By Gabriel Roth. Reagan Arthur, 213 pp. $25
In a typical romantic comedy, characters are categorized based on their "type" - jocks generally hang out with other jocks and chase after the popular girls; the preps study and work on the school newspaper and on their student council campaigns; and the computer nerds play video games and code programs.
Gabriel Roth breaks the mold a bit in "The Unknowns." Eric Muller is a computer programmer, a grown-up version of the "teenage geek" and a recent millionaire after his web company sold up to a larger corporation.
He's now at a crossroads: he has the money, he has the skill set, but now he needs the girl.

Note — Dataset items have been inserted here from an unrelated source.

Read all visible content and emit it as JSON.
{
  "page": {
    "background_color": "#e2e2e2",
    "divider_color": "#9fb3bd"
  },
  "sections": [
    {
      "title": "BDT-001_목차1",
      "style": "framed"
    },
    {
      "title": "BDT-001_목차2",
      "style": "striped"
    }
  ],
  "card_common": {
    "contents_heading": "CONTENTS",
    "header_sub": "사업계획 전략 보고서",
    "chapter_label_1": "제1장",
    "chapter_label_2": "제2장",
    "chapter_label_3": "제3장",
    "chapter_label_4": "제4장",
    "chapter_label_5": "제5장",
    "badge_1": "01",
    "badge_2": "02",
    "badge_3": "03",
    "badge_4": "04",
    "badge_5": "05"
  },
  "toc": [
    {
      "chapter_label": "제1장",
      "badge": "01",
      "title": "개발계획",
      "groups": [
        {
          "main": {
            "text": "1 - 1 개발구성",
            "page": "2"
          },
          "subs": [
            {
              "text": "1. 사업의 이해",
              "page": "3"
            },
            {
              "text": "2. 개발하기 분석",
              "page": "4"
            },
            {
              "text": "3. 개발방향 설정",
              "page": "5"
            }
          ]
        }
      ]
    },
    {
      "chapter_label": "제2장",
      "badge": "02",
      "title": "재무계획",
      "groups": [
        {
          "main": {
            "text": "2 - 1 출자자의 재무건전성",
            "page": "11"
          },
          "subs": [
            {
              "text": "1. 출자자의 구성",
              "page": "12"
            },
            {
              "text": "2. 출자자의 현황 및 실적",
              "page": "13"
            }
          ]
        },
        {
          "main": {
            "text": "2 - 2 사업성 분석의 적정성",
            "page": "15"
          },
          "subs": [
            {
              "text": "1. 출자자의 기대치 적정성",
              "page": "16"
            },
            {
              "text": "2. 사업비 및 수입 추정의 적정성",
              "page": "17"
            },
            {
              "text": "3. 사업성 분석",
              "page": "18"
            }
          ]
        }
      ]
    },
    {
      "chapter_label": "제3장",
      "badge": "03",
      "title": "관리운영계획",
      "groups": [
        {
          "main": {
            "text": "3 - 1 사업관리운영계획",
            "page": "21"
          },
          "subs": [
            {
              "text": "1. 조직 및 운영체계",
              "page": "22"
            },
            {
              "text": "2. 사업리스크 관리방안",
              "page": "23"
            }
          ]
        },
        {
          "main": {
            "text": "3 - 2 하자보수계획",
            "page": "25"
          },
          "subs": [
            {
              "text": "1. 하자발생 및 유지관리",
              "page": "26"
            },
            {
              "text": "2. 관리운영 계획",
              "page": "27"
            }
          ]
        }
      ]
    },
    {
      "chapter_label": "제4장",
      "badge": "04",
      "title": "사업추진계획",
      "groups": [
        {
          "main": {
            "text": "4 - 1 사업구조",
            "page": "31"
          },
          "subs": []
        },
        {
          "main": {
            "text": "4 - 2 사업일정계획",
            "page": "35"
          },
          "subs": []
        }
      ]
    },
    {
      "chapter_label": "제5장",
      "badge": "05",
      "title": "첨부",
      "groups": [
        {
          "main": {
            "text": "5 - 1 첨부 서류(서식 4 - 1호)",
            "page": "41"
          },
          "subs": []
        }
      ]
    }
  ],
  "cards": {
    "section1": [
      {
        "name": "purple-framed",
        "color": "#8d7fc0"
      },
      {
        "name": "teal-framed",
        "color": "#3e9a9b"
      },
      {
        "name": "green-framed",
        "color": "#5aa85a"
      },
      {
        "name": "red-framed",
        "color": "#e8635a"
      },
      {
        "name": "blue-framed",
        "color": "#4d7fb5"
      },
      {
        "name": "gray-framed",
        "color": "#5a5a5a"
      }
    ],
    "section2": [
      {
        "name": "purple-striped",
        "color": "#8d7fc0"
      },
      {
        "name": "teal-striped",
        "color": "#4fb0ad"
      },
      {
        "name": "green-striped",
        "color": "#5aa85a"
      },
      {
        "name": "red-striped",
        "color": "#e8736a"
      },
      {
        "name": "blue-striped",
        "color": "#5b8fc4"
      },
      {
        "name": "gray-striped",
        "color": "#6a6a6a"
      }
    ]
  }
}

I loved the stream-of-consciousness perspective Roth takes in this book. We see everything through Eric's eyes, and we hear everything running through his head. He approaches women the same way he approaches a new program he will code. As a teenager, he listed every girl in his school and charted their interactions: who they hung out with, what they did, his interactions with them, etc.
While incredibly smart and full of fast-paced, witty dialogue, I feel Roth could have gone deeper into the characters. He tipped on the edge of their misguided actions without actually diving in and revealing the real grittiness that would make them unforgettable.
"The Unknowns" is a good book, erring just shy of great, and I see Roth as an author to watch in the next years.